Wells Fargo and Wachovia!
What a week!
Here is what I am thinking:1. Retention package for WS fc's who were updating their resume. Nothing like running back to back forgivable loans at the same time. 2. The name? I am sure we'll have a conference call today where Danny will say they are looking at all options. Probably stay WS for the time being although prior to this I heard AG Edwards was being brought out of moth balls. 3. Recruiters will be burning up the phone lines (caller id is a great thing, my receptionist sees everyone calling in).
i like this better than the Citi deal… That would’ve been a clusterf*ck since they were acquiring us ‘a la carte’ so to speak
True, Trapper. And Citi does not have a good track record of integrating acquisitions. WFC looks better, but there are many details still to come.
citi had no business buying anyone. their in as bad a shape as any other down trodden bank.
Going down again!http://www.nytimes.com/2008/10/04/business/04bank.html?_r=1&hp&oref=slogin
Wells has small brokerage. Wells Fargo Investments. I believe that is they name they would go with if the deal goes through.If the Citi deal goes through I think going back to the respected AG Edwards name should be considered.
Citi can have a temper tantrum all they want, but in the end, shareholders are not going to accept $1 per share when there is a $7 offer on the table.
C is no chumpThey are not going to be bullied out of this deal. They need WB's retail banking network worse than WFC. I expect Citi to put a counter on the table next week. WFC will not want to get into a bidding war. Once this deal is consumated with Citi expect all the WB executives to be terminated immediately aka what Jamie Diamond did to WaMu exec's last week as retribution for being highly disloyal.
How do you get around the fact that no WB shareholder will vote for the C deal unless it is sweetened? C I think is up the creek.

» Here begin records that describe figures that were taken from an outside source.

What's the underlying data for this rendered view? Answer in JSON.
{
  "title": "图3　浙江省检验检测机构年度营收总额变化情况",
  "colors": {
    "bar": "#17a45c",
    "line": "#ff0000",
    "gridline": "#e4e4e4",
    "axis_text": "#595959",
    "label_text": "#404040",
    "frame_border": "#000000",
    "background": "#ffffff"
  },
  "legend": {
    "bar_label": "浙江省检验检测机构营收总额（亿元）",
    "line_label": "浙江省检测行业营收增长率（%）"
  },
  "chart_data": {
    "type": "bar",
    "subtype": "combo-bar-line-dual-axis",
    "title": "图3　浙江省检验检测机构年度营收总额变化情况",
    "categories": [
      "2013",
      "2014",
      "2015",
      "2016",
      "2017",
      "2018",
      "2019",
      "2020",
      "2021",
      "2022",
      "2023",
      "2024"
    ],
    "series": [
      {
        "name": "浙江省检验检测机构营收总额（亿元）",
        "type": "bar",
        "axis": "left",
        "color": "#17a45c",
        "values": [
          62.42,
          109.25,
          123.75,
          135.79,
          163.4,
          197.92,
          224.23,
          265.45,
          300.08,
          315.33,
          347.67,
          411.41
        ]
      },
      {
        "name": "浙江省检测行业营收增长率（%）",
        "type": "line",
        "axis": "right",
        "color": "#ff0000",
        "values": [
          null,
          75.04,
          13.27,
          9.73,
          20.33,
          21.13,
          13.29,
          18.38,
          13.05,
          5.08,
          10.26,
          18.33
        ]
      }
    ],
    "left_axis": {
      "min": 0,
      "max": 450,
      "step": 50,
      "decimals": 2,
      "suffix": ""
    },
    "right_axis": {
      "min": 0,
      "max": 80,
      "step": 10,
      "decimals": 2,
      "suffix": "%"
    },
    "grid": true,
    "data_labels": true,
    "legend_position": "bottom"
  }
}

Gordon - i think what Broker Fee is saying is that Citi will ultimately up their offer.
There was an interesting comment in todays NY Times, to the effect that a Wells deal might be better for Wacho shareholders AND taxpayers short term, but long term it may be worse for both. This is based on the question of what happens to C if they dont get those deposits, which they apparently need. Can you freakin imagine? You think we have a mess on our hands now? Watch what happens if Citi blows up!!!
I don’t think C can afford to up their offer. They could be the next bank headed to $10 a share and in need of help.
wsj is reporting citi and Wells are in talks to break up Wachovia into pieces, with Wells getting the brokerage.
and wells getting the southeast and cali branches. Don’t know how receptive wells will be to this deal.
In the frenzied legal activity this weekend over the battle for who will acquire Wachovia, Wachovia sued Citi in federal court claiming that the exclusivity agreement between it and Citi was voided by Section 126(c) of the bailout law. It seems nearly everyone thinks this provision was slipped in at the last minute--either at the behest of Wachovia or Citi or the FDIC, no one is sure. But, once again, nearly everyone is wrong.
Section 126(c) seems aimed at clearing away contractual obstacles to a strong bank acquiring a failing bank. Wachovia argues that the law undoes the exclusivity agreement with Citi. Citi argues that the law undoes Wachovia's merger agreement with Wells Fargo and leaves the exclusivity agreement in place because the CIti deal had FDIC support.
Here's the section:
"(c) UNENFORCEABILITY OF CERTAIN AGREEMENTS.—Section 13(c) of the Federal Deposit Insurance Act (12 U.S.C. 1823(c)) is amended by adding at the end the following new paragraph:
(11) UNENFORCEABILITYOFCERTAINAGREEMENTS.—No provision contained in any existing or future standstill, confidentiality, or other agreement that, directly or indirectly—
(A) affects, restricts, or limits the ability of any person to offer to acquire or acquire,
(B) prohibits any person from offering to acquire or acquiring, or
(C) prohibits any person from using any previously disclosed information in connection with any such offer to acquire or acquisition of, all or part of any insured depository institution, including any liabilities, assets, or interest therein, in connection with any transaction in which the Corporation [FDIC] exercises its authority under section 11 or 13, shall be enforceable against or impose any liability on such person, as such enforcement or liability shall be contrary to public policy."
There’s a lot of debate over what Section 126(c) means—here’s Steven Davidoff’s excellent discussion of the issues—but one thing that shouldn't be under debate is when it appeared in the bill. This section wasn’t a last minute addition to the final draft of the law. It was in the bill rejected by the House on September 29th. Word for word, not one jot changed. Apparently no one noticed it until it was invoked by Wachovia in this deal, but it's easy to overlook these things in hundreds of pages of legal mumbo-jumbo.
Whatever this provision means, it was written long before the Wachovia deal was in place.
if any legacy age fcs have good meetings with rival firms, please share the details!